There are quite a few objections that could be raised in the context of this hypothetical experiment. A particularly interesting one concerns the question posed above. Let’s say that ‘seeing’ is not just the sequence of brain activity observed when looking at the photo of Times Square; let’s say that the selective communication between neurons enabling this collective activity to emerge is also key, that is, the unsevered cell-to-cell connections — again, we are sticking to vision in these examples, but similar arguments can be made for motor, memory, emotional, or cognitive processes in general. The underlying reasoning is that brain networks have been evolutionarily and developmentally fine-tuned to process (e.g., discriminate and classify) features in the visual world; not too differently from an artificial neural network trained in similar visual tasks. It is the activity of these fine-tuned networks, emerging from the selective communication between cells that constitutes (‘is’ rather than ‘relates to’) perceptual awareness. If we embrace this view, would it then be legitimate to argue that artificial networks trained in visual tasks also have some form of visual awareness? Perhaps not like human awareness since many details are quite different, but some awareness nonetheless?

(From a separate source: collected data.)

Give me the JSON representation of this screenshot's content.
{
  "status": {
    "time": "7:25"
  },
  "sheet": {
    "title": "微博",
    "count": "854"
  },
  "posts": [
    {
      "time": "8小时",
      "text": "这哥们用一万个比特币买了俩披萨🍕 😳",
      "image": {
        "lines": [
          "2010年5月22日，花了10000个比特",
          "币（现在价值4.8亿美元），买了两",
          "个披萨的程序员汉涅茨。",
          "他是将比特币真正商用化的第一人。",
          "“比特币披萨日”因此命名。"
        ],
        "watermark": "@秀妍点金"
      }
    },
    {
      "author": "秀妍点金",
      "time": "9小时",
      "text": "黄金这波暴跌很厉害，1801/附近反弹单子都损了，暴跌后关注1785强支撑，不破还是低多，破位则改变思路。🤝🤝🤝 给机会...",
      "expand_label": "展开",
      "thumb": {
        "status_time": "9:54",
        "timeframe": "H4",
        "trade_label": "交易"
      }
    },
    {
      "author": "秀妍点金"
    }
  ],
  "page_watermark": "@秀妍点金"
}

This is a difficult question. It could be, for example, that the ‘substrate’ matters, with all those tiny carbon-based biological details (peptides, ions, channels, etc.) being critical and crucially missing in silico. Or that this selective cell communication is ‘read-out’ by other brain networks, and they are the substrate of conscious experience. Or, if we adopt a ‘simplistic’ working hypothesis until forced by evidence to argue otherwise, then yes, these aNNs have some sort of visual awareness…

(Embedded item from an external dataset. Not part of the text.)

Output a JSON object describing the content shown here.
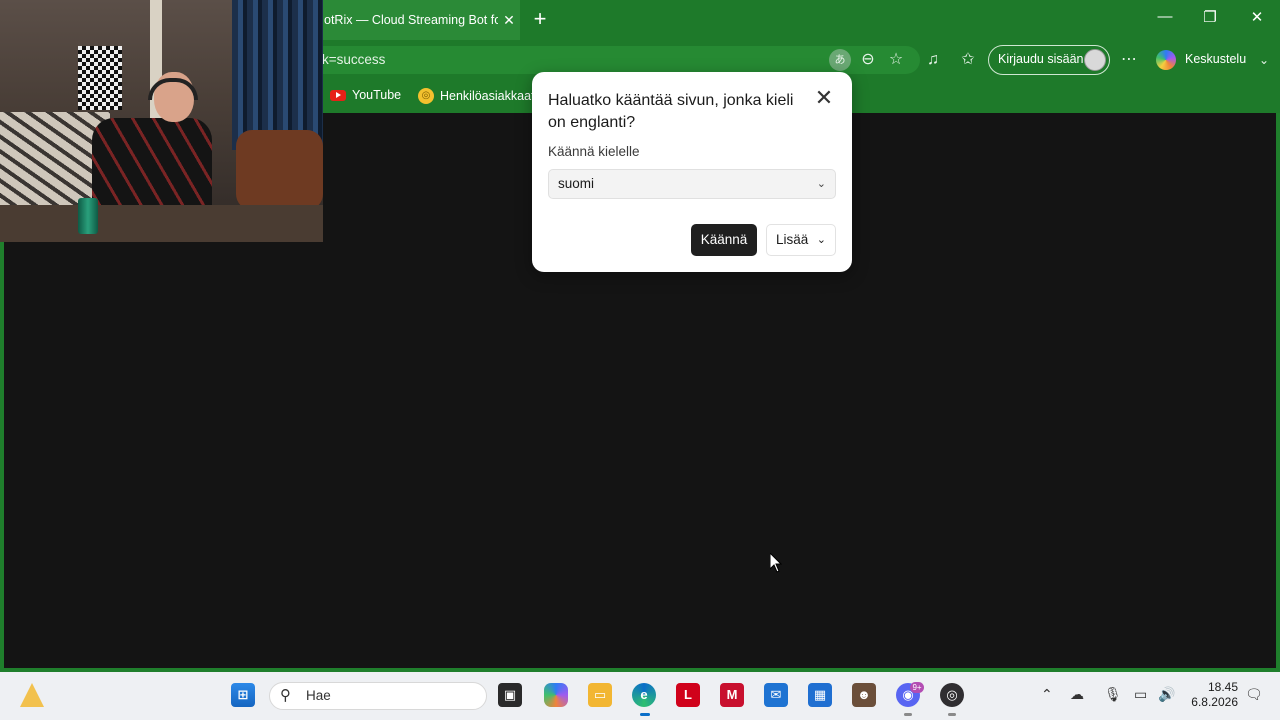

Interestingly, some neuroscientists have been boldly going down this road, with even prominent computer scientists similarly discussing linguistic awareness in LLMs. The main hurdle is how to test for this. In humans, we simply ask. How do we test aNNs other than checking their classification output, i.e., their answers? But wait, isn’t checking answers precisely what we do with humans as well? Hmm, I’m afraid we are starting to go down a quite dark rabbit hole…

 A good point to end this blog post, leaving you with an entertaining exchange with the expert, ChatGPT:

BF: Are you a large language model?

LLM: Yes, I am a large language model created by OpenAI called GPT-3.5. How can I assist you today?

BF: Are you aware of the answer you just gave me?

LLM: Yes, I am aware of the responses I generate. I use patterns learned during training to provide contextually relevant replies based on the input I receive. How can I help you further?